“I have a coupon for 10 percent off, so we better shop there today,” my wife frequently tells me.
Perhaps it’s the result of the Great Recession. Or, maybe, we’re just becoming bargain hunters. Whatever the reason, it seems like we’ve joined the society of coupon clippers. So it seems logical to ask if should coupons be part of a dealer’s marketing plan?
I admit I was not really familiar with the extent of coupon use these days. But it’s far bigger than I imagined. In surveys conducted by Linkable Networks Inc., a company that converts media ads into linked offers, a whopping 95 percent of the respondents said they would definitely use coupons while 73 percent revealed they actually do use coupons at least a couple of times per month. The question, then, isn’t whether people will look for and use coupons these days, but how do they get them?

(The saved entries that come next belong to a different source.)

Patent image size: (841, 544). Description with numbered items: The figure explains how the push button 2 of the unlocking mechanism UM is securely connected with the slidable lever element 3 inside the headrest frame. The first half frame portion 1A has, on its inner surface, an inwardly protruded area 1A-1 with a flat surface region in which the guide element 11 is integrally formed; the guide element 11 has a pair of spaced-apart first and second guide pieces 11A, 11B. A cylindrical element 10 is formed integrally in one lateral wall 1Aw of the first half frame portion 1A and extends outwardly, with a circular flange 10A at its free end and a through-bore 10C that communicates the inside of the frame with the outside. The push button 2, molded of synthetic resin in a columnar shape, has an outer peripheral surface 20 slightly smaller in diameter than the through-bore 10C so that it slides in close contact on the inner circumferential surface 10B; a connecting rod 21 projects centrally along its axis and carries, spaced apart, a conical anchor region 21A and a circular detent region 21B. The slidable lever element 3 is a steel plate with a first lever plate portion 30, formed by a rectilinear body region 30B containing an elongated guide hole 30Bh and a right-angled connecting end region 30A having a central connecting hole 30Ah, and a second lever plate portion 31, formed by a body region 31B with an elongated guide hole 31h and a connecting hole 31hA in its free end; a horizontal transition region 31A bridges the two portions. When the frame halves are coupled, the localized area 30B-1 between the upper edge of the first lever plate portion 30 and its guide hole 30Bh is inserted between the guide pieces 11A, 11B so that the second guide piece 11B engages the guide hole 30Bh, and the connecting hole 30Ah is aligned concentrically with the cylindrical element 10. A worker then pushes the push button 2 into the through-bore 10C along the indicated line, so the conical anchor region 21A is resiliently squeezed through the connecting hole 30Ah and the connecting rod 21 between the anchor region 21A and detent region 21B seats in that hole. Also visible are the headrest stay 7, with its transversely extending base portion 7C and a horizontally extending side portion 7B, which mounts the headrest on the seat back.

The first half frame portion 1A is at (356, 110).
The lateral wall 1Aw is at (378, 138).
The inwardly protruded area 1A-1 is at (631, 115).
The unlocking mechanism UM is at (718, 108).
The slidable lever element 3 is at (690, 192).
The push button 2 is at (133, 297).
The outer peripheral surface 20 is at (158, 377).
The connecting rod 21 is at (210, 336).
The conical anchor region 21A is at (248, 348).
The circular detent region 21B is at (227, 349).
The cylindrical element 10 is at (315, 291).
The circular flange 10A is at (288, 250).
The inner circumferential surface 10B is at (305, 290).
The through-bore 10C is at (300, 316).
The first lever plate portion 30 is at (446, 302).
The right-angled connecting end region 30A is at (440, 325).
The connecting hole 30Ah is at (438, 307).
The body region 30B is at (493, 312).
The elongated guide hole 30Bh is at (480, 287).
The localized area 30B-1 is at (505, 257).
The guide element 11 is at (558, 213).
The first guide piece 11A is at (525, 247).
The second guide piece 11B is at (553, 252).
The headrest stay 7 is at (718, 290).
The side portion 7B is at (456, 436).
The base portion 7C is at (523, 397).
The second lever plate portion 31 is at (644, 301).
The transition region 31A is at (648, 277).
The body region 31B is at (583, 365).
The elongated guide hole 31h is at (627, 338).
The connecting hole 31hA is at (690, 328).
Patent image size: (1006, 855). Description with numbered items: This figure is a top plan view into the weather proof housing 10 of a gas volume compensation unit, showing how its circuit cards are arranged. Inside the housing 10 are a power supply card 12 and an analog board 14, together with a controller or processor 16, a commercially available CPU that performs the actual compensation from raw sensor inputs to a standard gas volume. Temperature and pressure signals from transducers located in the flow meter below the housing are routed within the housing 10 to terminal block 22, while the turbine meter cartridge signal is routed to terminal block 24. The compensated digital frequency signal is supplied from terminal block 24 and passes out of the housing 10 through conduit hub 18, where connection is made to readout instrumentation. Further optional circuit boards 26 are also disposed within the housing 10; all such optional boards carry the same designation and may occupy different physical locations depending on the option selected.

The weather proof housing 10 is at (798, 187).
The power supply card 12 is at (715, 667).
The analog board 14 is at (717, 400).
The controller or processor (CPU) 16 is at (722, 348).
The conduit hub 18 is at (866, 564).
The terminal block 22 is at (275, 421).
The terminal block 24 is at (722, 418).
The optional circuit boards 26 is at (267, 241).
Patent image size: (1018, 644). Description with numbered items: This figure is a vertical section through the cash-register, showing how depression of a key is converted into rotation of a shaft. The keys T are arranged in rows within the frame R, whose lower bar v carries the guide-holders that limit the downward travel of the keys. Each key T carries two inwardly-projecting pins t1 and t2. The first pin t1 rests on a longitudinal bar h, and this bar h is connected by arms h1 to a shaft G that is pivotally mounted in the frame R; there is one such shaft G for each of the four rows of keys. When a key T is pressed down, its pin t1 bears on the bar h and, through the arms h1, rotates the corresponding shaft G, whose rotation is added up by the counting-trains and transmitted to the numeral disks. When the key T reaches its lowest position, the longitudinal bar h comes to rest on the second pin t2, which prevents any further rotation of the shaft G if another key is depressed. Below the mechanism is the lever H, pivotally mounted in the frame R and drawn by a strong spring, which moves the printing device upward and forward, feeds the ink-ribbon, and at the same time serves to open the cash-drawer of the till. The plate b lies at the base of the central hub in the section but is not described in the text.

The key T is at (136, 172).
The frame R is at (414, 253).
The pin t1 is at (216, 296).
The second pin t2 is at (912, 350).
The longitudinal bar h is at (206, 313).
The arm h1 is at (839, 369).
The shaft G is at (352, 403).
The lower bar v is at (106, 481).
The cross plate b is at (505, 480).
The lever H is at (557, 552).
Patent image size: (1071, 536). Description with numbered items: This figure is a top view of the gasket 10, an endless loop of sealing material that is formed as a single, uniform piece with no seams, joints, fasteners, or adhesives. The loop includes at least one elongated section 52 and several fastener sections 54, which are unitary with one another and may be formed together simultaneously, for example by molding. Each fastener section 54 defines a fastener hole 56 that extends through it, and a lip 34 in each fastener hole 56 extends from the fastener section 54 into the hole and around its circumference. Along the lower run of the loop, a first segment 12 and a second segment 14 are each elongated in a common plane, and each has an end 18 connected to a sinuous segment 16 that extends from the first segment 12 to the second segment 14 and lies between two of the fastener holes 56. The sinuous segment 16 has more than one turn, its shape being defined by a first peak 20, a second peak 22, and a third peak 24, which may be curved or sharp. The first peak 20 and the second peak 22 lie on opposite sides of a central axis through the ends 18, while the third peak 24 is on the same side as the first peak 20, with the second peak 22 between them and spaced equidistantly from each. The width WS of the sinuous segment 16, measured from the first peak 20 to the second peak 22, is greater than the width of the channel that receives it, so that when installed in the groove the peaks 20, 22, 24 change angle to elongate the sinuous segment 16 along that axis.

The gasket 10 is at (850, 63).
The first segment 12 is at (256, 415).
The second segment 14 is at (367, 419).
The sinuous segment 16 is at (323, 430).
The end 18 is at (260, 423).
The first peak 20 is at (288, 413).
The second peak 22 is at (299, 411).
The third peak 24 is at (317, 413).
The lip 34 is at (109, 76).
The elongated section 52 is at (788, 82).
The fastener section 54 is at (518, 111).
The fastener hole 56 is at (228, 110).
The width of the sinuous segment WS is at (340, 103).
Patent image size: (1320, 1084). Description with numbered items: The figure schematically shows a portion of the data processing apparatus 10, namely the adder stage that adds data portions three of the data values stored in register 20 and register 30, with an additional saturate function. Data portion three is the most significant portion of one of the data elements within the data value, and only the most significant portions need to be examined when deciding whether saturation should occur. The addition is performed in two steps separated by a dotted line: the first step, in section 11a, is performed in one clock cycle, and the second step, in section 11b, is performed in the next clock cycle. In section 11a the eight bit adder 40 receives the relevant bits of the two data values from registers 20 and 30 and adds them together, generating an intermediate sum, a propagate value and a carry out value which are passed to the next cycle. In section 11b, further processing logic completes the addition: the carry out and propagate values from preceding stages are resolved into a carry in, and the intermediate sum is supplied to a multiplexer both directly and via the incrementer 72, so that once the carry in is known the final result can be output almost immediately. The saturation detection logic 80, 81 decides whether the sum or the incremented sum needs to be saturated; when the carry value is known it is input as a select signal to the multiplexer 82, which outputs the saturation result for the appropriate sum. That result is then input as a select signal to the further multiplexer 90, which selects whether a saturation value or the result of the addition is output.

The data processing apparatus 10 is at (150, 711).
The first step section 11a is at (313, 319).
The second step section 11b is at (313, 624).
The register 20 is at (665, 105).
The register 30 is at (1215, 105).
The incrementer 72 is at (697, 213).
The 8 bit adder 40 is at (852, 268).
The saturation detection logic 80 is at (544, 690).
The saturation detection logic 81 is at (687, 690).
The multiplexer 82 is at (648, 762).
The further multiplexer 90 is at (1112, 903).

The answer depends on who we’re talking about. The study found that, overall, 78 percent of those surveyed clipped coupons from the Sunday newspapers. But 61 percent of these respondents also indicated they use digital coupons, a couponing vehicle that’s seen rapid recent growth. It’s also notable that age is a factor. For example, 85 percent of those aged 45 and up cited clipping from newspapers, while 69 percent in the 18-to-44 age bracket said they go digital, searching websites or seeking coupons on their mobile devices.
According to eMarketer, while coupons delivered by print media are still used the most, this year more than half of U.S. adult Internet users are predicted to redeem digital coupons. That’s 102.5 million people who will use the coupons for both online and offline shopping. More specifically, there will be an 11 percent increase in coupon use and it will be mainly driven by the digital-coupons audience using mobile devices.
For marine dealers, then, the use of coupons could be worth some effort. Sending out coupons in mailers (like Christmas cards) or including them in ads is an option. However, given our boating customer base and the fact that they’re tech savvy carriers of iPads and smartphones, generating digital coupons seems to fit the bill best. The offers can range widely from discounts on accessories to special service deals. They can be sent often. And they can take a couple of different forms.
First, the simple straight discount deal (i.e. 15 percent off this item or that service with this coupon, etc.) Second, the big-discount-for-cash-now deal (i.e. Buy a $500 spring tune-up for $250 today).
For every deal, time limits and qualifications must be spelled out. For a straight discount coupon, a short expiration date should be stated. For the big discount style deal, the time to purchase the coupon is usually very short and the coupon must be used by a set date, albeit the customer never loses credit for the amount already paid even if the coupon doesn’t get used until after the deadline.
With the information technology we have in our dealership today (computers, websites, e-newsletters, customer and prospect email lists), driving more business by using coupons anytime has never been easier to do.